OK, and does that NCD prevent the stall warning to work, as in the A33x?

DozyWannabe 17th May 2013 23:57

NB : This post is intended as summary only - as PJ2 says, the arguments were exhaustively played out over 11 threads in Tech Log.

@Sunfish - This was not a complex or unforeseen failure mode. Unreliable Airspeed Indication causes a drop to Alternate Law, which has no hard protections. This was well-understood by all the engineers, and if it was not communicated to line pilots, it should have been. We know Airbus sent out a bulletin describing a workaround procedure while the problematic pitot tubes were being replaced. How well this was disseminated by airlines amongst their crews is less certain, but we do know that over 30 UAS incidents occurred before AF447, and all of them were successfully resolved by their crews.
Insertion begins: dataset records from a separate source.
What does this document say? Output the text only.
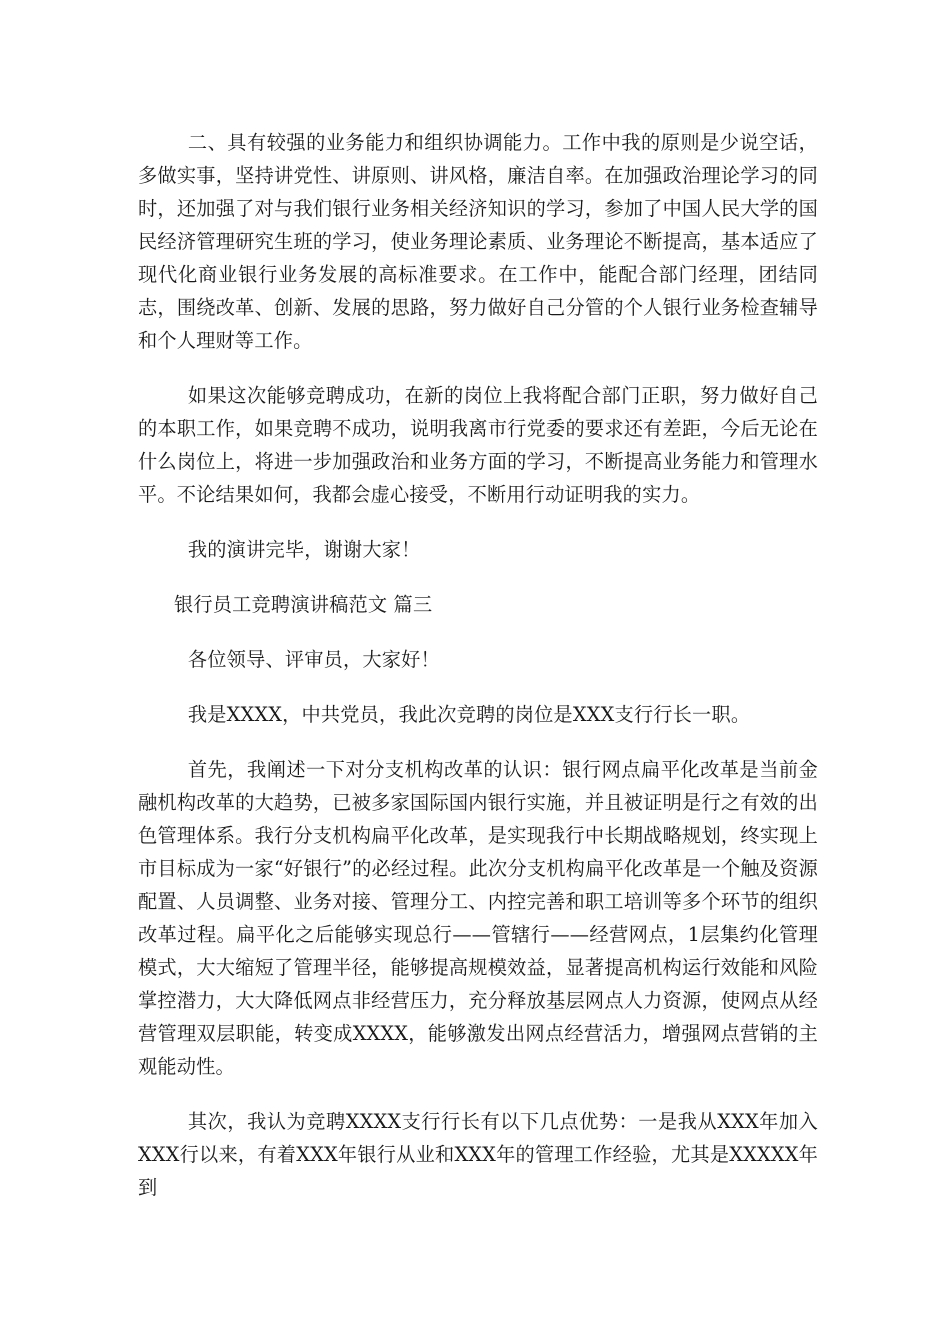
二、具有较强的业务能力和组织协调能力。工作中我的原则是少说空话，多做实事，坚持讲党性、讲原则、讲风格，廉洁自率。在加强政治理论学习的同时，还加强了对与我们银行业务相关经济知识的学习，参加了中国人民大学的国民经济管理研究生班的学习，使业务理论素质、业务理论不断提高，基本适应了现代化商业银行业务发展的高标准要求。在工作中，能配合部门经理，团结同志，围绕改革、创新、发展的思路，努力做好自己分管的个人银行业务检查辅导和个人理财等工作。

如果这次能够竞聘成功，在新的岗位上我将配合部门正职，努力做好自己的本职工作，如果竞聘不成功，说明我离市行党委的要求还有差距，今后无论在什么岗位上，将进一步加强政治和业务方面的学习，不断提高业务能力和管理水平。不论结果如何，我都会虚心接受，不断用行动证明我的实力。

我的演讲完毕，谢谢大家！

银行员工竞聘演讲稿范文 篇三

各位领导、评审员，大家好！

我是XXXX，中共党员，我此次竞聘的岗位是XXX支行行长一职。

首先，我阐述一下对分支机构改革的认识：银行网点扁平化改革是当前金融机构改革的大趋势，已被多家国际国内银行实施，并且被证明是行之有效的出色管理体系。我行分支机构扁平化改革，是实现我行中长期战略规划，终实现上市目标成为一家“好银行”的必经过程。此次分支机构扁平化改革是一个触及资源配置、人员调整、业务对接、管理分工、内控完善和职工培训等多个环节的组织改革过程。扁平化之后能够实现总行——管辖行——经营网点，1层集约化管理模式，大大缩短了管理半径，能够提高规模效益，显著提高机构运行效能和风险掌控潜力，大大降低网点非经营压力，充分释放基层网点人力资源，使网点从经营管理双层职能，转变成XXXX，能够激发出网点经营活力，增强网点营销的主观能动性。

其次，我认为竞聘XXXX支行行长有以下几点优势：一是我从XXX年加入XXX行以来，有着XXX年银行从业和XXX年的管理工作经验，尤其是XXXXX年到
@AZR - I don't know for certain, but an educated guess says that NCD on a T7 will cause stall warning to cut out, because with no valid data, the stall warning subsystem has nothing to work with.

AtomKraft 18th May 2013 00:02

For Gods sake what harm could be done by linking the sidesticks so they move together?

Anyone?

DozyWannabe 18th May 2013 00:09

@AtomKraft - see the Tech Log threads. There are several pros and cons that go both ways regarding connected versus unconnected primary flight controls.

Cool Guys 18th May 2013 01:17

I have read all these AF447 threads. I can only recall one airline pilot who was opposed to connected side sticks. A few thought it would make no difference to the outcome. The vast magority thought connected side sticks would have contributed to a better outcome.

This is just another generalised summary. I dont wish to infame another polarised debate.

DozyWannabe 18th May 2013 01:32

@Cool Guys - I think you'll find that the "pro-connection" folks were the same people posting repeatedly. Additionally, I don't think it's a case of pro vs. anti - it's just that objectively there's no evidence that one is superior to the other.